Foram 99 minutos e nunca houve grande discussão. Nuno Borges, 41.º do ranking, saiu do US Open logo na primeira ronda, batido pelo norte-americano Learner Tien por 6-4, 6-1 e 6-2, e é a primeira vez em nove presenças em torneios do Grand Slam que o número um português cai à entrada.
O jogo virou cedo. Borges perdeu o serviço no jogo que decidiu o primeiro set e a partir daí ficou sem as armas que o costumam segurar nos ralis: colocou 53% de primeiros serviços e raramente conseguiu abrir o court com a direita. Tien, que chegou a Nova Iorque instalado no top 20, limitou-se a devolver tudo e a esperar.

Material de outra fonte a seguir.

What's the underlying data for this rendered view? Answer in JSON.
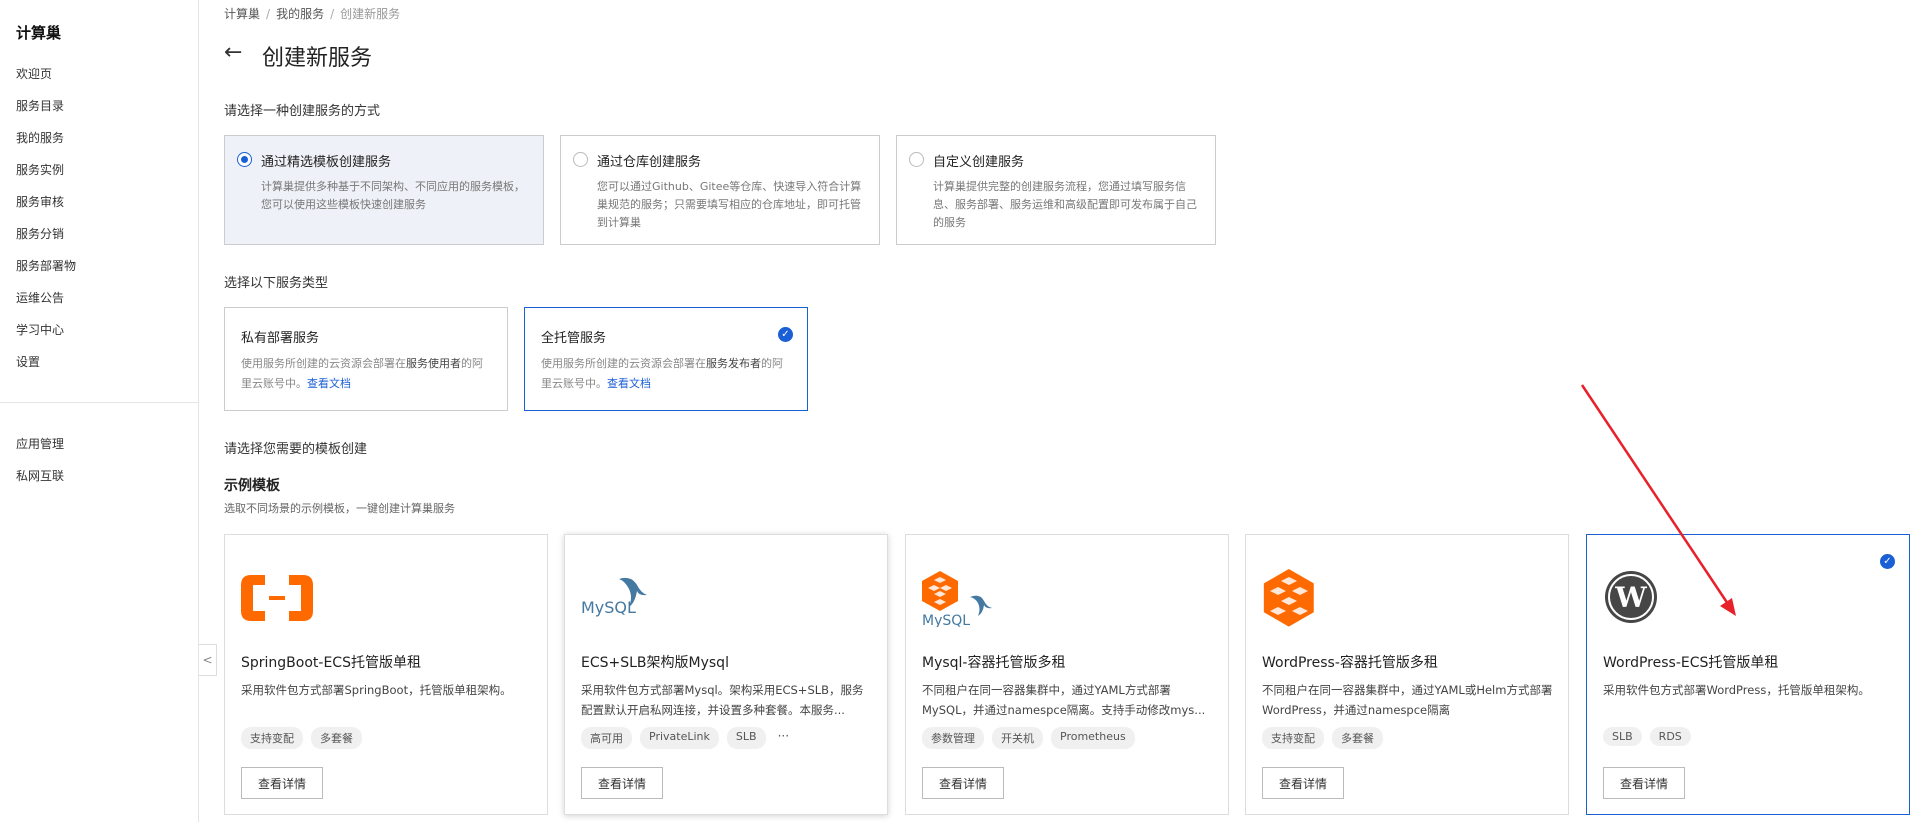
{
  "sidebar": {
    "title": "计算巢",
    "items": [
      "欢迎页",
      "服务目录",
      "我的服务",
      "服务实例",
      "服务审核",
      "服务分销",
      "服务部署物",
      "运维公告",
      "学习中心",
      "设置"
    ],
    "extra_items": [
      "应用管理",
      "私网互联"
    ],
    "collapse_glyph": "<"
  },
  "breadcrumb": [
    "计算巢",
    "我的服务",
    "创建新服务"
  ],
  "header": {
    "back_glyph": "←",
    "title": "创建新服务"
  },
  "method_section": {
    "label": "请选择一种创建服务的方式",
    "options": [
      {
        "title": "通过精选模板创建服务",
        "desc": "计算巢提供多种基于不同架构、不同应用的服务模板，您可以使用这些模板快速创建服务",
        "selected": true
      },
      {
        "title": "通过仓库创建服务",
        "desc": "您可以通过Github、Gitee等仓库、快速导入符合计算巢规范的服务；只需要填写相应的仓库地址，即可托管到计算巢",
        "selected": false
      },
      {
        "title": "自定义创建服务",
        "desc": "计算巢提供完整的创建服务流程，您通过填写服务信息、服务部署、服务运维和高级配置即可发布属于自己的服务",
        "selected": false
      }
    ]
  },
  "type_section": {
    "label": "选择以下服务类型",
    "options": [
      {
        "title": "私有部署服务",
        "desc_pre": "使用服务所创建的云资源会部署在",
        "desc_bold": "服务使用者",
        "desc_post": "的阿里云账号中。",
        "link": "查看文档",
        "selected": false
      },
      {
        "title": "全托管服务",
        "desc_pre": "使用服务所创建的云资源会部署在",
        "desc_bold": "服务发布者",
        "desc_post": "的阿里云账号中。",
        "link": "查看文档",
        "selected": true
      }
    ]
  },
  "template_section": {
    "label": "请选择您需要的模板创建",
    "heading": "示例模板",
    "desc": "选取不同场景的示例模板，一键创建计算巢服务",
    "templates": [
      {
        "logo": "aliyun-logo",
        "title": "SpringBoot-ECS托管版单租",
        "desc": "采用软件包方式部署SpringBoot，托管版单租架构。",
        "tags": [
          "支持变配",
          "多套餐"
        ],
        "more": "",
        "button": "查看详情",
        "selected": false
      },
      {
        "logo": "mysql-logo",
        "title": "ECS+SLB架构版Mysql",
        "desc": "采用软件包方式部署Mysql。架构采用ECS+SLB，服务配置默认开启私网连接，并设置多种套餐。本服务...",
        "tags": [
          "高可用",
          "PrivateLink",
          "SLB"
        ],
        "more": "···",
        "button": "查看详情",
        "selected": false
      },
      {
        "logo": "mysql-container-logo",
        "title": "Mysql-容器托管版多租",
        "desc": "不同租户在同一容器集群中，通过YAML方式部署MySQL，并通过namespce隔离。支持手动修改mys...",
        "tags": [
          "参数管理",
          "开关机",
          "Prometheus"
        ],
        "more": "",
        "button": "查看详情",
        "selected": false
      },
      {
        "logo": "container-logo",
        "title": "WordPress-容器托管版多租",
        "desc": "不同租户在同一容器集群中，通过YAML或Helm方式部署WordPress，并通过namespce隔离",
        "tags": [
          "支持变配",
          "多套餐"
        ],
        "more": "",
        "button": "查看详情",
        "selected": false
      },
      {
        "logo": "wordpress-logo",
        "title": "WordPress-ECS托管版单租",
        "desc": "采用软件包方式部署WordPress，托管版单租架构。",
        "tags": [
          "SLB",
          "RDS"
        ],
        "more": "",
        "button": "查看详情",
        "selected": true
      }
    ]
  },
  "logo_text": {
    "mysql": "MySQL"
  },
  "colors": {
    "accent": "#1a5fd6",
    "aliyun_orange": "#ff6a00",
    "annotation_arrow": "#e8202a"
  }
}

O resultado tem outra leitura menos confortável. Já se tinham cruzado no Masters 1000 de Paris e no Open da Austrália, e o americano continua a não ceder um único set ao português: o frente a frente entre os dois está agora em 8-0 em parciais.
Em que forma chegava Nuno Borges ao US Open?
É esse o senão. Borges chegou a Flushing Meadows depois da melhor sequência do ano em piso rápido, com seis vitórias entre Montreal e Cincinnati e oitavos de final consecutivos, exatamente o tipo de forma que costuma sustentar uma boa semana num Grand Slam. Não sobrou nada disso no court 17. O maiato de 29 anos, que em julho tinha aberto a relva de Wimbledon por Portugal, sai de Nova Iorque com pontos a defender e sem argumentos para discutir a derrota.
Faria fica sozinho e com o pior sorteio possível
A representação portuguesa em singulares passa a resumir-se a Jaime Faria. O lisboeta de 23 anos venceu no domingo o primeiro encontro da carreira no quadro principal do US Open e o prémio é duro: na segunda ronda encontra Carlos Alcaraz, campeão em título, de regresso ao circuito ao fim de 143 dias parado por causa de uma lesão no pulso.
Um Alcaraz sem ritmo competitivo é a única boa notícia que Faria pode levar para o court, e mesmo essa é frágil: quatro meses e meio parado tiram o timing a qualquer jogador, mas não tiram o pé de apoio a quem já ganhou aqui.